There’s no such thing as perfection in golf.

Or in life, for that matter.

And that must drive DeChambeau mad, because he does everything in his power to control everything around him and sometimes gives off the vibe that he thinks he’s solved the formula.

When DeChambeau does what he did a week ago, winning the Arnold Palmer Invitational and doing it with the added style points that came with driving it over the lake on the par-5 sixth hole, it leaves you — and particularly him — believing that he’s never going to lose another golf tournament.

Then things happen like Sunday, when he simply couldn’t get out of second or third gear and win the Players Championship at the TPC Sawgrass Stadium Course.

When it doesn’t happen for DeChambeau, when the numbers don’t add up in the equation he’s been working so diligently to solve, it leaves him perplexed.

A fitting end to DeChambeau’s day on Sunday came on the second-to-last of his shots for the week, on the 72nd hole. His 19-foot birdie putt spun 360 degrees around the cup and spit itself out 3 feet away, leaving him in a tie for third place instead of second — behind winner Justin Thomas.

DeChambeau looked at his caddie, Tim Tucker, and had a look of utter exasperation.

“Golf,’’ DeChambeau said afterward, as if throwing his hands up in bewilderment. “It just seemed like something wasn’t going my way for some reason. Just I could feel it. It was weird. Just numerous putts that I hit, it was like, ‘OK, that’s a really good putt, and it didn’t go in.’

“I was hitting it pretty good for the most part,’’ he continued. “I striped a 5-iron on 8, hit two great shots on 9 into a really bad spot. On 10, hit a great shot in there. It spun too hard for some reason. On 11, just sprayed my drive right. Even after that on 14, I should have hit a hard drive over the right-side rough, and I just didn’t go after it for some reason, which is kind of dumb on my part.

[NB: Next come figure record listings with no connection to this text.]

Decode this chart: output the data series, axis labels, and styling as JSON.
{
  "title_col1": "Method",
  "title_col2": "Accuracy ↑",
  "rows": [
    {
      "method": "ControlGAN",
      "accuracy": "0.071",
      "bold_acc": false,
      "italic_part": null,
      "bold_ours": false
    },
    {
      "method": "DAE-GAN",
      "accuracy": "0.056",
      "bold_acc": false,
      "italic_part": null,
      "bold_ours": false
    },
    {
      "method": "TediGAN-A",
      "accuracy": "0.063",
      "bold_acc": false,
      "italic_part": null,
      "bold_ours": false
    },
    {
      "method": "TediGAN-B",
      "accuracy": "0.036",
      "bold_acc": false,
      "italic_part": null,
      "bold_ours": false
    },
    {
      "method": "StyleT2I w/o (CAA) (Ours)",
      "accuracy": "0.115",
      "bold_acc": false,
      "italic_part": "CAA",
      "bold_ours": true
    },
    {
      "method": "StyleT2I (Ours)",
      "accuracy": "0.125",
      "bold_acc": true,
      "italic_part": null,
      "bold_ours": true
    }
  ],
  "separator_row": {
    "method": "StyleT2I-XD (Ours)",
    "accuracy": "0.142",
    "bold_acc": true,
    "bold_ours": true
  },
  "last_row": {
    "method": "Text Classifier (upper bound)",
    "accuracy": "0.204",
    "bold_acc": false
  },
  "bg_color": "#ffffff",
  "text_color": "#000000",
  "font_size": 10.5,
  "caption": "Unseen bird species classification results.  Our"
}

“I missed a 15-footer on 15. On 17, hit a great shot [and it] didn’t go down the hill like I wanted to. On 18, I played flawless and lipped out a putt. There were numerous putts in the beginning that just didn’t go my way. That’s golf.’’

DeChambeau’s fortunes changed on the fourth hole, where he drilled a low line-drive, worm-burner hybrid tee shot into the muck, had to take a penalty drop and took double bogey.

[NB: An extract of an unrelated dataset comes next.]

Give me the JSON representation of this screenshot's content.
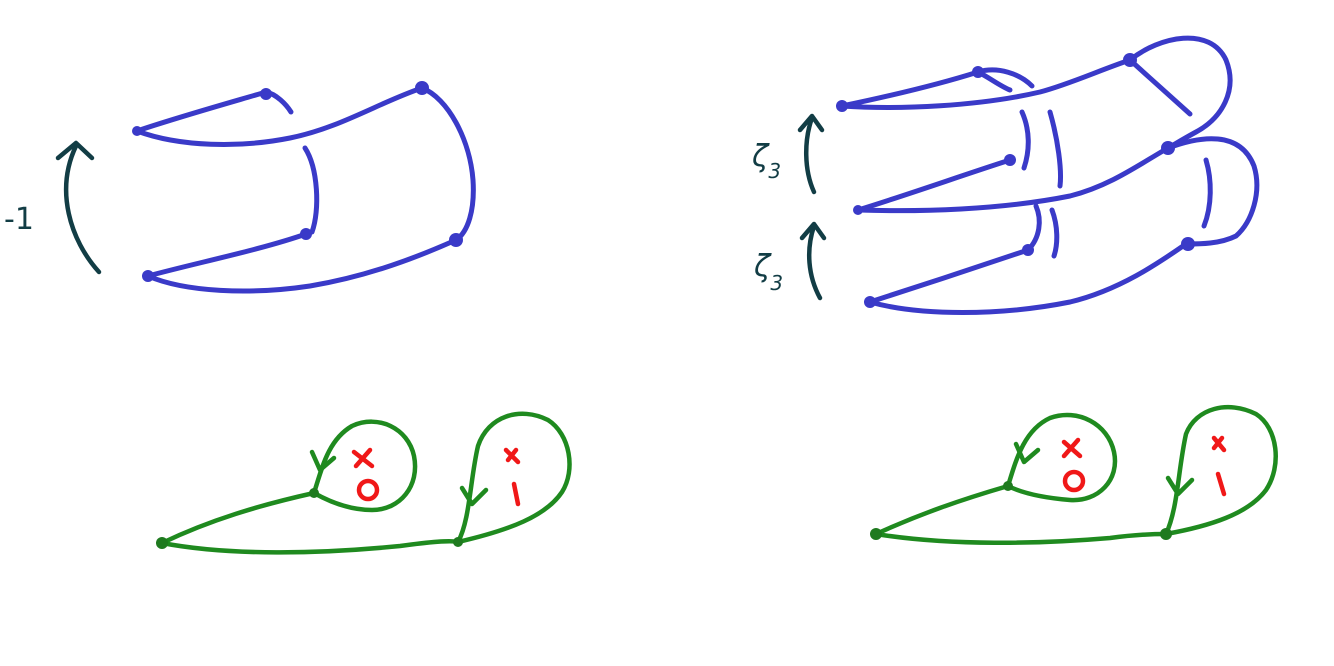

“Never done that,’’ DeChambeau said. “Not in competition.’’

DeChambeau said he was “trying to hit more of a low bullet and just kind of caught the heel, a little high on the thing.’’

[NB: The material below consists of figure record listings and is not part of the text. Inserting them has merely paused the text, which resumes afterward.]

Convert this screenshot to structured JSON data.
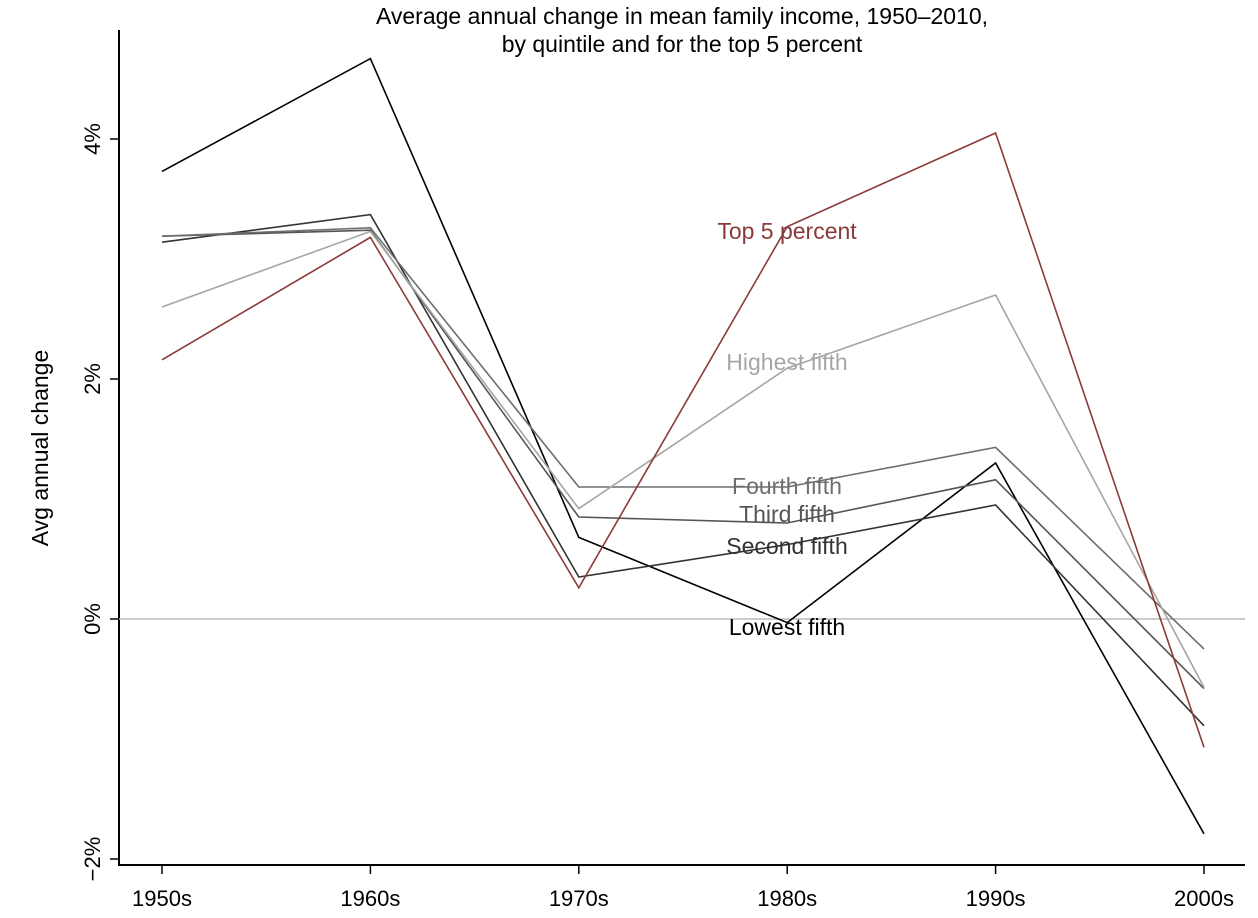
{
  "chart_data": {
    "type": "line",
    "title": "Average annual change in mean family income, 1950–2010,",
    "subtitle": "by quintile and for the top 5 percent",
    "xlabel": "",
    "ylabel": "Avg annual change",
    "categories": [
      "1950s",
      "1960s",
      "1970s",
      "1980s",
      "1990s",
      "2000s"
    ],
    "yticks": [
      -2,
      0,
      2,
      4
    ],
    "ytick_labels": [
      "−2%",
      "0%",
      "2%",
      "4%"
    ],
    "ylim": [
      -2.05,
      4.9
    ],
    "grid": false,
    "reference_line": 0,
    "legend": "inline labels at 1980s",
    "series": [
      {
        "name": "Lowest fifth",
        "color": "#000000",
        "values": [
          3.73,
          4.67,
          0.68,
          -0.03,
          1.3,
          -1.79
        ]
      },
      {
        "name": "Second fifth",
        "color": "#333333",
        "values": [
          3.14,
          3.37,
          0.35,
          0.62,
          0.95,
          -0.89
        ]
      },
      {
        "name": "Third fifth",
        "color": "#555555",
        "values": [
          3.19,
          3.24,
          0.85,
          0.8,
          1.16,
          -0.58
        ]
      },
      {
        "name": "Fourth fifth",
        "color": "#6e6e6e",
        "values": [
          3.19,
          3.26,
          1.1,
          1.1,
          1.43,
          -0.25
        ]
      },
      {
        "name": "Highest fifth",
        "color": "#a6a6a6",
        "values": [
          2.6,
          3.23,
          0.92,
          2.09,
          2.7,
          -0.57
        ]
      },
      {
        "name": "Top 5 percent",
        "color": "#8b3a3a",
        "values": [
          2.16,
          3.18,
          0.26,
          3.27,
          4.05,
          -1.07
        ]
      }
    ]
  }
}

“It wasn’t really a top, it was more like a thin ball that just had no spin on it and just knuckled,’’ he said. “Just one of those things I tried to squeeze and hit it too hard, got on top of it and hit it thin. Caught the grass below it and just never got any height.

“If there was a top there, it would have been down on the ground. But it’s one of those things that just didn’t have it all today. I was proud of the way I fought, proud of the way I persevered, and there’s still more tournaments to be had.’’

DeChambeau said he “cracked’’ his 4-iron on the next shot and couldn’t use it the rest of the round.

Asked what the difference was between last Sunday and this Sunday, DeChambeau lamented, “It’s just the putts didn’t go in.’’

He said the lesson learned from this week is that “I can play on golf courses that don’t really suit me,’’ referring to the tight, strategic Stadium Course that takes the driver out of the hands of some of the long hitters like DeChambeau.

“It’s just a little bit of a learning block, and I’m going to go back and work really hard on my golf swing and figure out how to be less sensitive,’’ he said. “I was more sensitive last week and pulled out the victory. I got a little lucky. Just putts didn’t fall today. I hit a lot of great putts that didn’t go in. That’s the unfortunate part about golf sometimes.’’

Maybe at some point, DeChambeau, for all of his physical prowess and hard work that rivals that of anyone in the game, will figure out that he’ll never really be able to figure golf out.

Perfection doesn’t exist. Not in golf. Not in life.